Where it may be limited or overkill
- if you do not have an enclosure or stable ABS workflow, the material can become more headache than help
- if PETG already handles the job, ABS may not buy enough to justify the extra workflow demands
- if you mainly print decorative parts, the tougher lane may be unnecessary
- if odor and warp management are still unresolved on your setup, a better material match may come later than a better spool
Why this earns a standalone review
GoodPrints already has ASA, PETG, nylon, and ABS-adjacent buyer support. This page still earns a spot because a mainstream ABS buyer often wants a simple answer: is there still a good reason to buy a known ABS spool when PLA is not enough, but a more exotic material lane feels unnecessary?
Editorial take
This is a credible GoodPrints fit because ABS remains a real operator material, especially for buyers printing tougher utility parts on enclosed machines. The point is not to pretend ABS is effortless. The point is that it still has a clear buyer lane when heat tolerance and tougher everyday use matter more than convenience.
Should you buy it?
Buy it if you want a known mainstream ABS lane for tougher and more heat-ready parts than PLA can usually handle. Skip it if your printer is not ready for enclosed ABS workflow, if PETG already covers the job, or if you mostly need easier everyday printing rather than a hotter-use material step-up.

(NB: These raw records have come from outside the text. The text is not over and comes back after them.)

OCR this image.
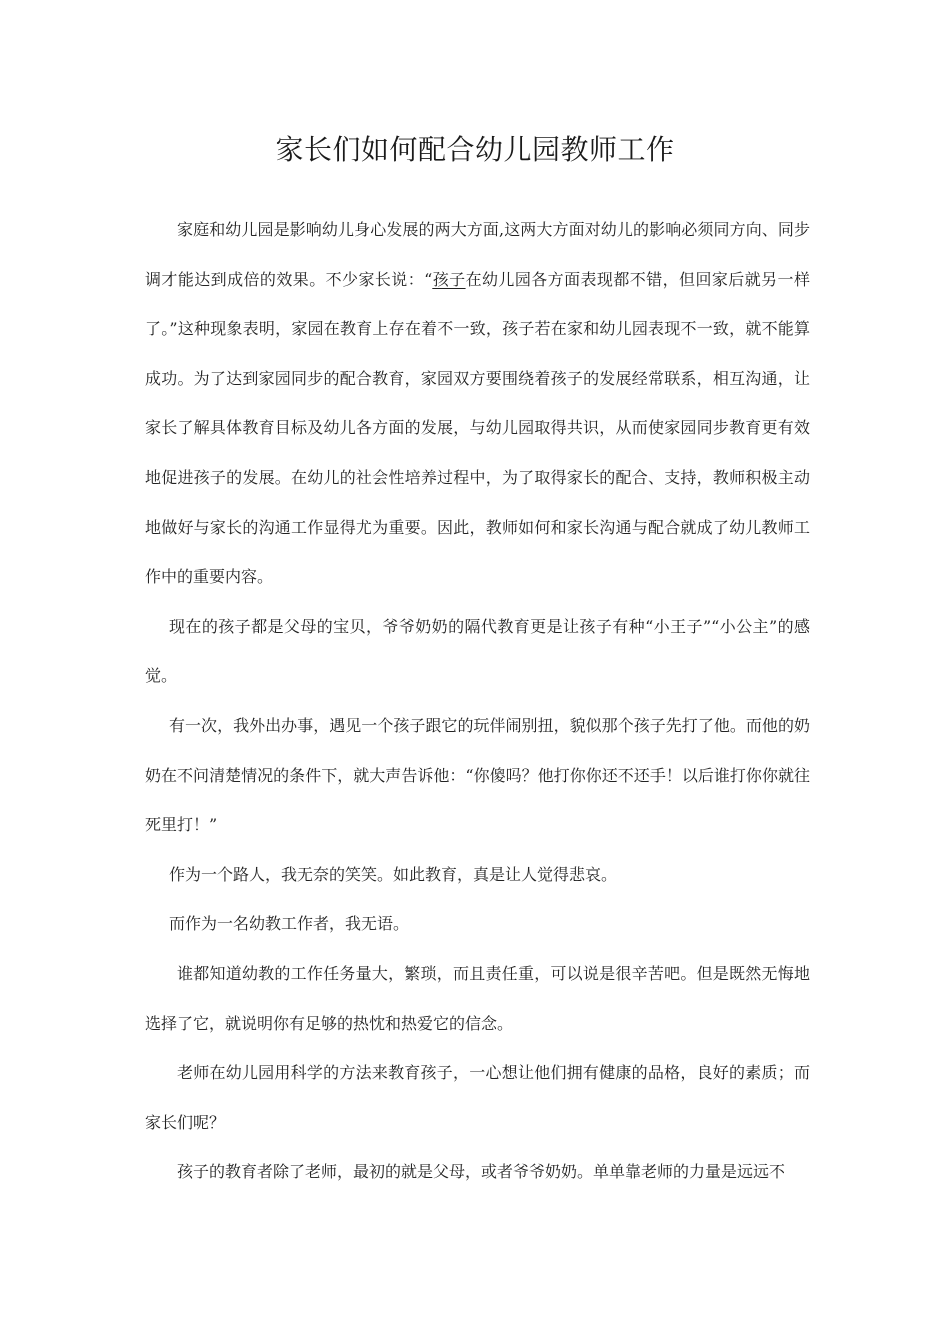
家长们如何配合幼儿园教师工作

家庭和幼儿园是影响幼儿身心发展的两大方面,这两大方面对幼儿的影响必须同方向、同步调才能达到成倍的效果。不少家长说：“孩子在幼儿园各方面表现都不错，但回家后就另一样了。”这种现象表明，家园在教育上存在着不一致，孩子若在家和幼儿园表现不一致，就不能算成功。为了达到家园同步的配合教育，家园双方要围绕着孩子的发展经常联系，相互沟通，让家长了解具体教育目标及幼儿各方面的发展，与幼儿园取得共识，从而使家园同步教育更有效地促进孩子的发展。在幼儿的社会性培养过程中，为了取得家长的配合、支持，教师积极主动地做好与家长的沟通工作显得尤为重要。因此，教师如何和家长沟通与配合就成了幼儿教师工作中的重要内容。

现在的孩子都是父母的宝贝，爷爷奶奶的隔代教育更是让孩子有种“小王子”“小公主”的感觉。

有一次，我外出办事，遇见一个孩子跟它的玩伴闹别扭，貌似那个孩子先打了他。而他的奶奶在不问清楚情况的条件下，就大声告诉他：“你傻吗？他打你你还不还手！以后谁打你你就往死里打！”

作为一个路人，我无奈的笑笑。如此教育，真是让人觉得悲哀。

而作为一名幼教工作者，我无语。

谁都知道幼教的工作任务量大，繁琐，而且责任重，可以说是很辛苦吧。但是既然无悔地选择了它，就说明你有足够的热忱和热爱它的信念。

老师在幼儿园用科学的方法来教育孩子，一心想让他们拥有健康的品格，良好的素质；而家长们呢？

孩子的教育者除了老师，最初的就是父母，或者爷爷奶奶。单单靠老师的力量是远远不
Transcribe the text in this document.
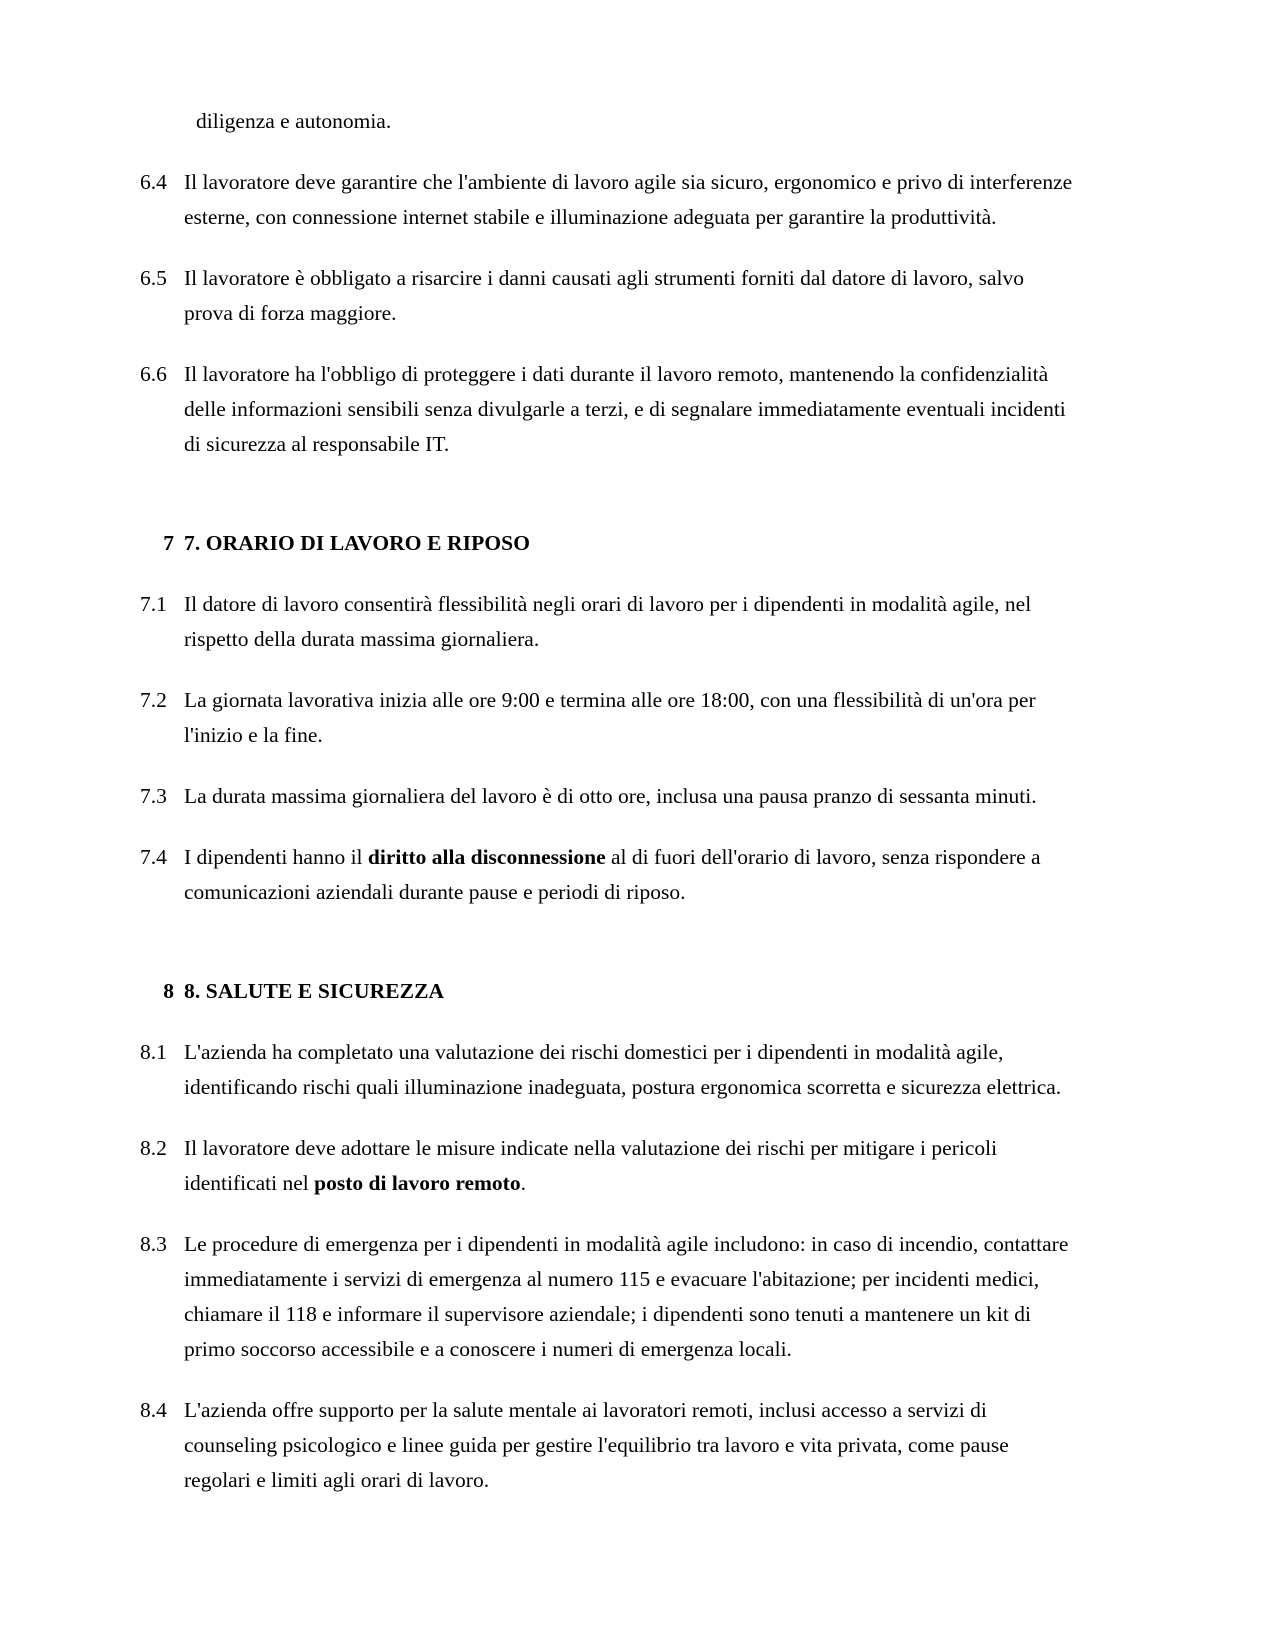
diligenza e autonomia.

6.4 Il lavoratore deve garantire che l'ambiente di lavoro agile sia sicuro, ergonomico e privo di interferenze esterne, con connessione internet stabile e illuminazione adeguata per garantire la produttività.
6.5 Il lavoratore è obbligato a risarcire i danni causati agli strumenti forniti dal datore di lavoro, salvo prova di forza maggiore.
6.6 Il lavoratore ha l'obbligo di proteggere i dati durante il lavoro remoto, mantenendo la confidenzialità delle informazioni sensibili senza divulgarle a terzi, e di segnalare immediatamente eventuali incidenti di sicurezza al responsabile IT.
7 7. ORARIO DI LAVORO E RIPOSO
7.1 Il datore di lavoro consentirà flessibilità negli orari di lavoro per i dipendenti in modalità agile, nel rispetto della durata massima giornaliera.
7.2 La giornata lavorativa inizia alle ore 9:00 e termina alle ore 18:00, con una flessibilità di un'ora per l'inizio e la fine.
7.3 La durata massima giornaliera del lavoro è di otto ore, inclusa una pausa pranzo di sessanta minuti.
7.4 I dipendenti hanno il diritto alla disconnessione al di fuori dell'orario di lavoro, senza rispondere a comunicazioni aziendali durante pause e periodi di riposo.
8 8. SALUTE E SICUREZZA
8.1 L'azienda ha completato una valutazione dei rischi domestici per i dipendenti in modalità agile, identificando rischi quali illuminazione inadeguata, postura ergonomica scorretta e sicurezza elettrica.
8.2 Il lavoratore deve adottare le misure indicate nella valutazione dei rischi per mitigare i pericoli identificati nel posto di lavoro remoto.
8.3 Le procedure di emergenza per i dipendenti in modalità agile includono: in caso di incendio, contattare immediatamente i servizi di emergenza al numero 115 e evacuare l'abitazione; per incidenti medici, chiamare il 118 e informare il supervisore aziendale; i dipendenti sono tenuti a mantenere un kit di primo soccorso accessibile e a conoscere i numeri di emergenza locali.
8.4 L'azienda offre supporto per la salute mentale ai lavoratori remoti, inclusi accesso a servizi di counseling psicologico e linee guida per gestire l'equilibrio tra lavoro e vita privata, come pause regolari e limiti agli orari di lavoro.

Affiliate link: Check it on Amazon.
Common questions
Who still benefits from ABS?
Makers printing tougher utility parts or warmer-use parts on machines that can handle enclosed ABS workflow are still the clearest fit.
Is ABS overkill if PETG already works?
Often yes. ABS makes more sense when PETG is still not giving the heat tolerance or tougher feel you need.
Do you need an enclosure for ABS?
For repeatable results, an enclosure or enclosure-ready workflow is usually the safer way to treat ABS.